On the other hand, the Fiesta is very competitive, cabin room-wise, with its only real performance car competition — the Fiat 500 Abarth. Both have virtually the same back seat legroom (at 31.7 inches, the Fiat actually has slightly more legroom in its second row than the Fiesta). However, the Ford has four doors while the Fiat has just the two. Among other things, this means that the driver and front seat passenger have to get out before passengers can get into the back seats. The 500’s front seats must also be slid forward and folded in order to access the back seats after their occupants have exited. The Ford’s back seats are slightly tight for people over six feet tall, but they are — ironically — much more practical. Ford was wise to go with the hatchback sedan layout rather than the two-door coupe layout. (A three-door hatchback is available in export markets — and may make its way here, too.)

The ST package — in addition to all the performance enhancements — also gets you a 6.5 inch touchscreen display in the center stack, automatic climate control, keyless/pushbutton ignition, leather trim, seat heaters and an upgraded Sony HD audio rig with satellite radio.

ST-specific options include a Recaro seat package ($1,995) and argent silver powder-coated wheels.

My only beef with the car has to do with my own beef. I’m not a fatty, but at 6 ft 3 and about 200 pounds, the Recaro track-day buckets took some squeezing to get into and they, in turn, squeezed me. Short-term sterility is a likely side effect. This is one area where the ST is a very different car than the GTO — which had a three-across, low-backed bench seat (since outlawed for “safety”). The downside to that arrangement, of course, is that you’d slide across the slick Morrokide (what Pontiac called their fake vinyl) right into the passenger seat — not the hot ticket during hot laps.

I think if I lost 10 pounds, the ST would fit fine. Your mileage may vary.


Another thing the ST has in common with its GTO godfather is that because it’s so affordable, you’ll be able to afford modifications. In the good ol’ days, that meant things like headers and mag wheels. Today, it might mean an adjustable wastegate for the turbo, so you can dial up more than 21 pounds of boost. Or maybe an intercooler. There are lots of possibilities — and because you didn’t have to spend every last cent on the car (or insurance, or gas) it’s more financially feasible to actually buy those items than dream about them.

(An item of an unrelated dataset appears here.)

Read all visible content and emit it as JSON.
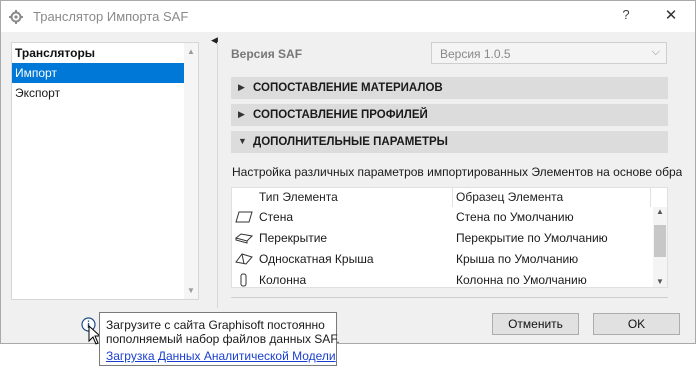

The fact is that guys buying cars like the new Camaro or Mustang GT are almost all older guys. Because — for the most part — it’s guys over 30 (over 40) who can afford a car that costs more than $30k to buy, probably $2k a year to insure — and without doubt about $70 to fill-up.

With premium, don’t forget.


Bless Ford for showing the way. For re-inventing the muscle car concept — and thereby, giving it a new lease on life. With any luck, the others will imitate. Exactly as happened when the ’64 GTO turned the automotive world upside down.